Problem Solving

Ten people want to cross a river by a boat which can carry a maximum of 6 people at a time. If the boat is to be used for two round trips then in how many ways can these people cross the river?

A) 420
B) 504
C) 462
D) 924
E) 1008

IMO D

There are 2 ways in which the boat can take 10 people accorss the river

1. first trip - 4 ppl, second trip - 4 ppl
2. first trip - 6 ppl, second trip - 6 ppl
3. first trip - 5 ppl, second trip - 5 ppl
4. first trip - 5 ppl, second trip - 5 ppl

for first 2, we have 10C6 and 10C4 = 420
for next 2, we have 10C5 and 10C5 = 504
adding up, we get 924

krishnasty wrote:IMO D

There are 2 ways in which the boat can take 10 people accorss the river

1. first trip - 4 ppl, second trip - 4 ppl
2. first trip - 6 ppl, second trip - 6 ppl
3. first trip - 5 ppl, second trip - 5 ppl
4. first trip - 5 ppl, second trip - 5 ppl

for first 2, we have 10C6 and 10C4 = 420
for next 2, we have 10C5 and 10C5 = 504
adding up, we get 924

Are we assuming that the boat going to the other side will return on its own or is there a sailor in the boat?

because when I solved this I counted the number of ways in which people can get down on the other side.
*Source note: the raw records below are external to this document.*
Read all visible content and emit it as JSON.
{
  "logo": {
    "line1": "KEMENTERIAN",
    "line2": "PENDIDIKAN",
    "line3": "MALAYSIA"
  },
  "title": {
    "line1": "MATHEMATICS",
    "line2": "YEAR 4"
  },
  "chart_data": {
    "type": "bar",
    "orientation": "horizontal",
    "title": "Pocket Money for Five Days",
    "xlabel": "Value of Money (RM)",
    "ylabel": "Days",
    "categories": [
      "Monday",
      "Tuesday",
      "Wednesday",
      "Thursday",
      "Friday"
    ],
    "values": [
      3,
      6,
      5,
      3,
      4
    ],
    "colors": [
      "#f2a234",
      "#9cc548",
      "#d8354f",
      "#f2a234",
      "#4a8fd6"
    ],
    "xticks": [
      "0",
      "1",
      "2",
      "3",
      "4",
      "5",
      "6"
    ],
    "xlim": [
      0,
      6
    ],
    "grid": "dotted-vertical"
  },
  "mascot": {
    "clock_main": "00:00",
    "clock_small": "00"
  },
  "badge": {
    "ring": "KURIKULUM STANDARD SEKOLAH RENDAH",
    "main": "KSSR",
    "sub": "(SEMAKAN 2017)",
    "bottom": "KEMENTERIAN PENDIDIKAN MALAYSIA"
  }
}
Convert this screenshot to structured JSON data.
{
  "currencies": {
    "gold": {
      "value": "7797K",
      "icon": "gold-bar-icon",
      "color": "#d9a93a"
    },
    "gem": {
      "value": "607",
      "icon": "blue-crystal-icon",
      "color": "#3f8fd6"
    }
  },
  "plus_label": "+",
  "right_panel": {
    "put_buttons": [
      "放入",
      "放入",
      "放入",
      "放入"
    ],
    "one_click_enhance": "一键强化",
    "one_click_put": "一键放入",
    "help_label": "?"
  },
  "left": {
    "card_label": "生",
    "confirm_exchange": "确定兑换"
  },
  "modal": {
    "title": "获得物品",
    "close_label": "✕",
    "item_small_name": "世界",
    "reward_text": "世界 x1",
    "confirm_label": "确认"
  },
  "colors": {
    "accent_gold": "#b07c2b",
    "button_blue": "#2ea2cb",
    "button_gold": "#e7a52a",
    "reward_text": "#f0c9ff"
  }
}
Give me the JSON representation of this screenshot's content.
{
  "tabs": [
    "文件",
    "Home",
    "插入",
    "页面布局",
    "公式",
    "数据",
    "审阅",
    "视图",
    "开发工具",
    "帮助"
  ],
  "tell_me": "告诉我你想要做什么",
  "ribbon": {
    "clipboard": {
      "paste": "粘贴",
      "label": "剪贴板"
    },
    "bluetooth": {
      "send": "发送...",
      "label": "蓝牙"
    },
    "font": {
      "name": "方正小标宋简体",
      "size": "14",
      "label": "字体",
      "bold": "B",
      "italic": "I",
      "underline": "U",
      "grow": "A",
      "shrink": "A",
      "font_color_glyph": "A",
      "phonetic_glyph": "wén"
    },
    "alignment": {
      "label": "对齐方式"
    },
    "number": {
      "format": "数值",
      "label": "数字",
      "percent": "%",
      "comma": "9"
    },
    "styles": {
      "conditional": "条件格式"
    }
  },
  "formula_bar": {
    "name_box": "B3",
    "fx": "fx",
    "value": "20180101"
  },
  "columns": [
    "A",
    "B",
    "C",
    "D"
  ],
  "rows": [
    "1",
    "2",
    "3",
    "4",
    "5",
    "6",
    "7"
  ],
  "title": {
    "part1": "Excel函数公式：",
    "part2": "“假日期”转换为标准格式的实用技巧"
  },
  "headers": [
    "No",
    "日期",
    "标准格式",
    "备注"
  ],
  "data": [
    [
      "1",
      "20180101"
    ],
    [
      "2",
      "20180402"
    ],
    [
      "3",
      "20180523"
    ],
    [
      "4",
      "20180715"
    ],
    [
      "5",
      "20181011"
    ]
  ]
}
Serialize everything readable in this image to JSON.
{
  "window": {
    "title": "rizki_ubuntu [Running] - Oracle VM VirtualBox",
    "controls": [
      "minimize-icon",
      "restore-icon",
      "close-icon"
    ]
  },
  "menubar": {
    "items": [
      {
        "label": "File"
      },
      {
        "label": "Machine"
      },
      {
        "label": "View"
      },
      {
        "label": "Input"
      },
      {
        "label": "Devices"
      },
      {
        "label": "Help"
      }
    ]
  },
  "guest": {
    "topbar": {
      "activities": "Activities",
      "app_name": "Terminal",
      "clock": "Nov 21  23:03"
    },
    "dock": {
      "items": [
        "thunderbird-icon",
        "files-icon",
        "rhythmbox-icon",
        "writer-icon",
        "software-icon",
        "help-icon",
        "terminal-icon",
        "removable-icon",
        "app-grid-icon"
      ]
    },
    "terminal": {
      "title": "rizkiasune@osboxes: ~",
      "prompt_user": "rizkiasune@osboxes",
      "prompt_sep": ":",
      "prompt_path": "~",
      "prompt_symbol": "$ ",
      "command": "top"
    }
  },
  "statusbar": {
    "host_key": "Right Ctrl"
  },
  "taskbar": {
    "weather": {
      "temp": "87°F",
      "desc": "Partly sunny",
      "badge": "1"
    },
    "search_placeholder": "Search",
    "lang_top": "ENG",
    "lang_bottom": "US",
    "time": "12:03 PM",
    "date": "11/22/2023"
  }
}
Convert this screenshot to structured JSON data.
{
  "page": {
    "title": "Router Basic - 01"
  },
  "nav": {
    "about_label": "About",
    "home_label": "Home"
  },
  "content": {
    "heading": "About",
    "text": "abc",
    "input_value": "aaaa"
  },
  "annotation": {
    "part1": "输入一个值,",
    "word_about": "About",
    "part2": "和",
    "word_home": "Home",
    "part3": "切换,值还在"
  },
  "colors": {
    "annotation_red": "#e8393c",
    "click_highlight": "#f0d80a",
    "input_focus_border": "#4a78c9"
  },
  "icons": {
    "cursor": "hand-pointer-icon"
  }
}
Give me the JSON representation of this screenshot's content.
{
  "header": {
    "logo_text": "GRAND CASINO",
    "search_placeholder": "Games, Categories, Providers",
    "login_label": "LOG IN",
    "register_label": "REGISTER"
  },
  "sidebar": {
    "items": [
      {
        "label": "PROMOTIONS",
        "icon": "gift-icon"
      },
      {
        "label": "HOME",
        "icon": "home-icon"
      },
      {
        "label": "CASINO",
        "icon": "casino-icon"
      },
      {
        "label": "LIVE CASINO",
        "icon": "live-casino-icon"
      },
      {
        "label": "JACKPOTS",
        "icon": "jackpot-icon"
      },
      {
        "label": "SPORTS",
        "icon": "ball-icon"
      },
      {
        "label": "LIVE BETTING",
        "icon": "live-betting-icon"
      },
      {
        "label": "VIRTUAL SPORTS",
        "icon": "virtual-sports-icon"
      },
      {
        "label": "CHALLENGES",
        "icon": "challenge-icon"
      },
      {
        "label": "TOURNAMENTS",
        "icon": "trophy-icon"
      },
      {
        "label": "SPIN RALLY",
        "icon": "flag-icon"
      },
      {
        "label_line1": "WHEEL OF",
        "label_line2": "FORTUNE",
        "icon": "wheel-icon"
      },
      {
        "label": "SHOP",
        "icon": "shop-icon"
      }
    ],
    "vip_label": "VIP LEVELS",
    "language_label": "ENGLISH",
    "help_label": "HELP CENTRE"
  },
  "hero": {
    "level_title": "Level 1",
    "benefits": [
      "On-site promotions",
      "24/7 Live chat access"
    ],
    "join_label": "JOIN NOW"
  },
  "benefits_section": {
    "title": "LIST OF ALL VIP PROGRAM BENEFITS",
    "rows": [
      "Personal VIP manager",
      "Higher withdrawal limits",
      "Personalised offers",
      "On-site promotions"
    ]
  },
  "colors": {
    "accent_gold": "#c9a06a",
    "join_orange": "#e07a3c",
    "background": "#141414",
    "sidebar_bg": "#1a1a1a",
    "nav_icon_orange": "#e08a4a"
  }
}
say for example-- if 6 people start from Side A to Side B.

they can do that in 10C6 ways .. now any 5 will get down on the other side..

this will be done in 6C5 ways = 6 ways and the person left in the boat will sail back to side A to pick the rest of the people

Am I missing something ?

I have answered the question assuming that the boat has a sailor and the max 6 ppl capacity is exclusive of the sailor.
If this would have been a trick question, you could get multiple combinations which could exceed the max option given. Plus, i am not sure if that would have been a GMAT question.

Still i would like to run my solution through some GMAT expert.

The problem is not defined well enough to know what the answer should be. For one thing, the problem says the people are all supposed to get across in 2 round trips. If there are in fact 2 round trips, then somebody ends up on the original side of the river -- unless the boat can go back across the second time without carrying any people. Strange!

On the surface, there are only 2 ways the 10 people can get across:

(1) 6 people cross, 1 returns, 5 people cross; or
(2) 5 people cross, 1 returns, 6 people cross

The answer choices are far larger than "2"; so we must assume that we are in fact choosing among distinguishable people, so "a choose b"comes into play.

I see nothing wrong with the work I have done so far on the problem, except that I have only considered the scenario when 6 people make the trip across the first time. My work shows

(10C6) * (6C1) = 210*6 = 1260

That is, I am choosing 6 of the 10 people to cross first, and then I am choosing 1 of the 6 to return. I feel that is a reasonable way to interpret the problem; however, this answer is already larger than any of the answer choices. So it must be that we aren't supposed to interpret the problem this way.

If you only consider the two cases where you choose either 6 or 5 people go across the first time, without figuring in the choice of the one person who returns, you get one of the given answer choices.

It seems to me that if we are considering which of the people go across the first time, then we should also consider which person returns to get the other people. In that case, the correct answer to the problem would be

(10C6)*(6C1) + (10C5)*(5C1)

So, again, the problem is not presented well enough for us to know how to calculate the answer; and the apparently correct answer uses an interpretation of the problem which is inconsistent, in using "a choose b" for the first trip across but not for the return trip.

THE OA is D, so I am assuming the boat had a separate driver and the question is only the number of ways the 10 people can cross the river (excluding the driver)

I get 10C6 and 10C4 when the first trip includes 6 people and 4 people respectively
but for 10C5, dont get why we multiply it twice ( doesnt 10C5 already include all possibility of selecting 5 people for the first trip? and remaining 5 people would be 5c5 ?) Obviously I am wrong here, could someone explain?